China visit to France sparks rights outcry
Activists cried foul Wednesday as France kept human rights off the menu for Chinese leader Hu Jintao's state visit this week, a delicate diplomatic encounter set to seal a series of big trade contracts.
As President Nicolas Sarkozy eyes major deals and his upcoming role as president of the G20 power grouping, campaigners urged him to speak in favour of jailed Chinese dissident and Nobel peace laureate Liu Xiaobo.
"I fear this question will not be brought up at all, or if it is it will just be between two advisers," said Jean-Francois Juillard, director of international press freedom group Reporters Without Borders.
"Politics is being sacrificed for the good of the economy."
Hu is due to hold two dinners and a series of bilateral talks with Sarkozy during his three-day visit from Thursday, during which contracts worth billions of euros are expected to be announced.
But the French presidency confirmed Wednesday there will be no joint news conference during the three days -- an exceptional departure from state visit procedures -- and remained silent on the subject of Liu.
A presidential official said Wednesday that "no subject is taboo" during the two leaders' talks, however, insisting: "We have long-standing cooperation with China in the area of human rights."
It is the Chinese leader's first official foreign trip since the Norwegian Nobel Committee awarded Liu its Peace Prize last month.
It also comes at a delicate moment, for Sarkozy wants to bring China on board with his plans for global currency reform when France takes over the presidency of the Group of 20 power club on November 13, just after the Chinese visit.
The presidential official said the omission of a news conference "was decided by common agreement" with the Chinese delegation.
"It's worrying to see that there will be no chance to ask questions," the head of Human Rights Watch (HRW) in France, Jean-Marie Fardeau, told AFP. "It is very disappointing."
Emmanouil Athanasiou, of the Asia section of the Paris-based International Federation of Human Rights, said: "The absence of public discussion on human rights in China will be a serious failing."

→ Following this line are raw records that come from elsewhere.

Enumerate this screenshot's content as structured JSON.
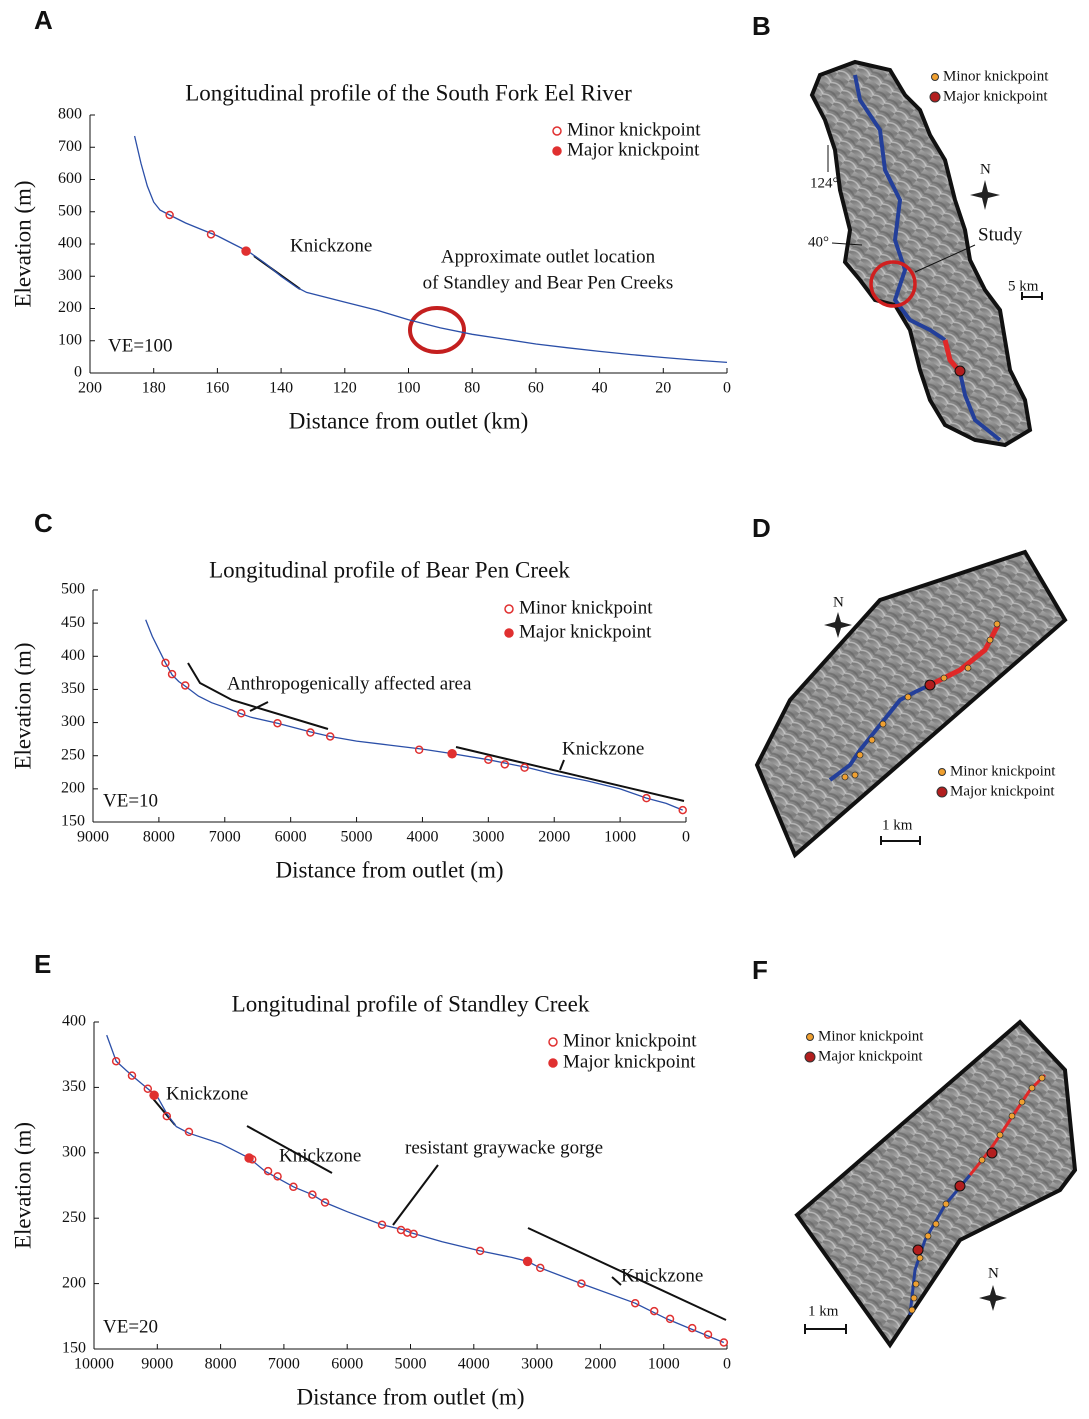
{
  "panel_labels": [
    "A",
    "B",
    "C",
    "D",
    "E",
    "F"
  ],
  "chart_data": [
    {
      "type": "line",
      "title": "Longitudinal profile of the South Fork Eel River",
      "xlabel": "Distance from outlet (km)",
      "ylabel": "Elevation (m)",
      "xlim": [
        200,
        0
      ],
      "xticks": [
        200,
        180,
        160,
        140,
        120,
        100,
        80,
        60,
        40,
        20,
        0
      ],
      "ylim": [
        0,
        800
      ],
      "yticks": [
        0,
        100,
        200,
        300,
        400,
        500,
        600,
        700,
        800
      ],
      "annotations": [
        "Knickzone",
        "Approximate outlet location",
        "of Standley and Bear Pen Creeks",
        "VE=100"
      ],
      "series": [
        {
          "color": "#2b4fa8",
          "x": [
            186,
            184,
            182,
            180,
            178,
            175,
            170,
            165,
            160,
            155,
            150,
            145,
            140,
            135,
            132,
            120,
            110,
            100,
            90,
            80,
            70,
            60,
            50,
            40,
            30,
            20,
            10,
            0
          ],
          "values": [
            735,
            650,
            580,
            530,
            505,
            490,
            465,
            445,
            425,
            400,
            375,
            340,
            300,
            265,
            250,
            220,
            195,
            165,
            140,
            120,
            105,
            90,
            78,
            67,
            57,
            48,
            40,
            33
          ]
        },
        {
          "name": "Minor knickpoint",
          "type": "scatter",
          "color": "#e03030",
          "x": [
            175,
            162
          ],
          "values": [
            490,
            430
          ]
        },
        {
          "name": "Major knickpoint",
          "type": "scatter",
          "color": "#e03030",
          "x": [
            151
          ],
          "values": [
            378
          ]
        }
      ]
    },
    {
      "type": "line",
      "title": "Longitudinal profile of Bear Pen Creek",
      "xlabel": "Distance from outlet (m)",
      "ylabel": "Elevation (m)",
      "xlim": [
        9000,
        0
      ],
      "xticks": [
        9000,
        8000,
        7000,
        6000,
        5000,
        4000,
        3000,
        2000,
        1000,
        0
      ],
      "ylim": [
        150,
        500
      ],
      "yticks": [
        150,
        200,
        250,
        300,
        350,
        400,
        450,
        500
      ],
      "annotations": [
        "Anthropogenically affected area",
        "Knickzone",
        "VE=10"
      ],
      "series": [
        {
          "color": "#2b4fa8",
          "x": [
            8200,
            8100,
            8000,
            7900,
            7800,
            7700,
            7600,
            7400,
            7200,
            7000,
            6800,
            6600,
            6200,
            5700,
            5400,
            5000,
            4500,
            4000,
            3600,
            3000,
            2700,
            2400,
            2000,
            1500,
            1000,
            600,
            300,
            50
          ],
          "values": [
            455,
            430,
            410,
            390,
            372,
            362,
            355,
            340,
            330,
            323,
            315,
            308,
            299,
            286,
            279,
            272,
            266,
            260,
            254,
            244,
            238,
            232,
            222,
            212,
            200,
            186,
            178,
            168
          ]
        },
        {
          "name": "Minor knickpoint",
          "type": "scatter",
          "color": "#e03030",
          "x": [
            7900,
            7800,
            7600,
            6750,
            6200,
            5700,
            5400,
            4050,
            3000,
            2750,
            2450,
            600,
            50
          ],
          "values": [
            390,
            373,
            356,
            314,
            299,
            285,
            279,
            259,
            244,
            237,
            232,
            186,
            168
          ]
        },
        {
          "name": "Major knickpoint",
          "type": "scatter",
          "color": "#e03030",
          "x": [
            3550
          ],
          "values": [
            253
          ]
        }
      ]
    },
    {
      "type": "line",
      "title": "Longitudinal profile of Standley Creek",
      "xlabel": "Distance from outlet (m)",
      "ylabel": "Elevation (m)",
      "xlim": [
        10000,
        0
      ],
      "xticks": [
        10000,
        9000,
        8000,
        7000,
        6000,
        5000,
        4000,
        3000,
        2000,
        1000,
        0
      ],
      "ylim": [
        150,
        400
      ],
      "yticks": [
        150,
        200,
        250,
        300,
        350,
        400
      ],
      "annotations": [
        "Knickzone",
        "Knickzone",
        "resistant graywacke gorge",
        "Knickzone",
        "VE=20"
      ],
      "series": [
        {
          "color": "#2b4fa8",
          "x": [
            9800,
            9650,
            9400,
            9150,
            9000,
            8850,
            8700,
            8500,
            8000,
            7550,
            7300,
            7150,
            6850,
            6550,
            6350,
            6000,
            5450,
            5100,
            5000,
            4500,
            3900,
            3400,
            3150,
            2950,
            2300,
            1450,
            1200,
            950,
            600,
            350,
            50
          ],
          "values": [
            390,
            370,
            359,
            349,
            343,
            330,
            320,
            315,
            307,
            296,
            286,
            282,
            274,
            268,
            262,
            255,
            245,
            241,
            239,
            232,
            225,
            220,
            217,
            212,
            200,
            185,
            179,
            173,
            166,
            161,
            155
          ]
        },
        {
          "name": "Minor knickpoint",
          "type": "scatter",
          "color": "#e03030",
          "x": [
            9650,
            9400,
            9150,
            8850,
            8500,
            7500,
            7250,
            7100,
            6850,
            6550,
            6350,
            5450,
            5150,
            5050,
            4950,
            3900,
            2950,
            2300,
            1450,
            1150,
            900,
            550,
            300,
            50
          ],
          "values": [
            370,
            359,
            349,
            328,
            316,
            295,
            286,
            282,
            274,
            268,
            262,
            245,
            241,
            239,
            238,
            225,
            212,
            200,
            185,
            179,
            173,
            166,
            161,
            155
          ]
        },
        {
          "name": "Major knickpoint",
          "type": "scatter",
          "color": "#e03030",
          "x": [
            9050,
            7550,
            3150
          ],
          "values": [
            344,
            296,
            217
          ]
        }
      ]
    }
  ],
  "maps": [
    {
      "legend": [
        "Minor knickpoint",
        "Major knickpoint"
      ],
      "longitude": "124°",
      "latitude": "40°",
      "north": "N",
      "study": "Study",
      "scale": "5 km"
    },
    {
      "legend": [
        "Minor knickpoint",
        "Major knickpoint"
      ],
      "north": "N",
      "scale": "1 km"
    },
    {
      "legend": [
        "Minor knickpoint",
        "Major knickpoint"
      ],
      "north": "N",
      "scale": "1 km"
    }
  ]
}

France and China have had tense diplomatic relations in recent years, notably over French meetings with the exiled Tibetan leader the Dalai Lama, but they maintain important economic ties and relations have warmed since 2009.
On his own state visit to Beijing in April, Sarkozy hailed China as a "strategic partner" and Hu has made warm comments about France in the run-up to this week's visit.
"In taking the presidency of the G8 and G20 you are going to bear the heavy responsibility of guiding the discussions in these groupings," HRW said in an open letter to Sarkozy on Tuesday.
"We urge you to put respect for human rights at the heart of the principles that the member countries must defend without cease."
France hopes to sign contracts for plane maker Airbus to sell around 100 passenger jets to Beijing and for French participation in the next stages of the Taishan nuclear plant in southern China.
According to the French financial daily Les Echos, nuclear giant Areva hopes to advance the sale to China of two new generation EPR reactors and to win a three-billion-dollar deal to supply Chinese energy group CGNPC with uranium.
The presidential official said a deal is also expected between French insurance giant Axa and the Industrial and Commercial Bank of China, the world's biggest bank by market value.
And another contract may be signed involving French oil giant Total.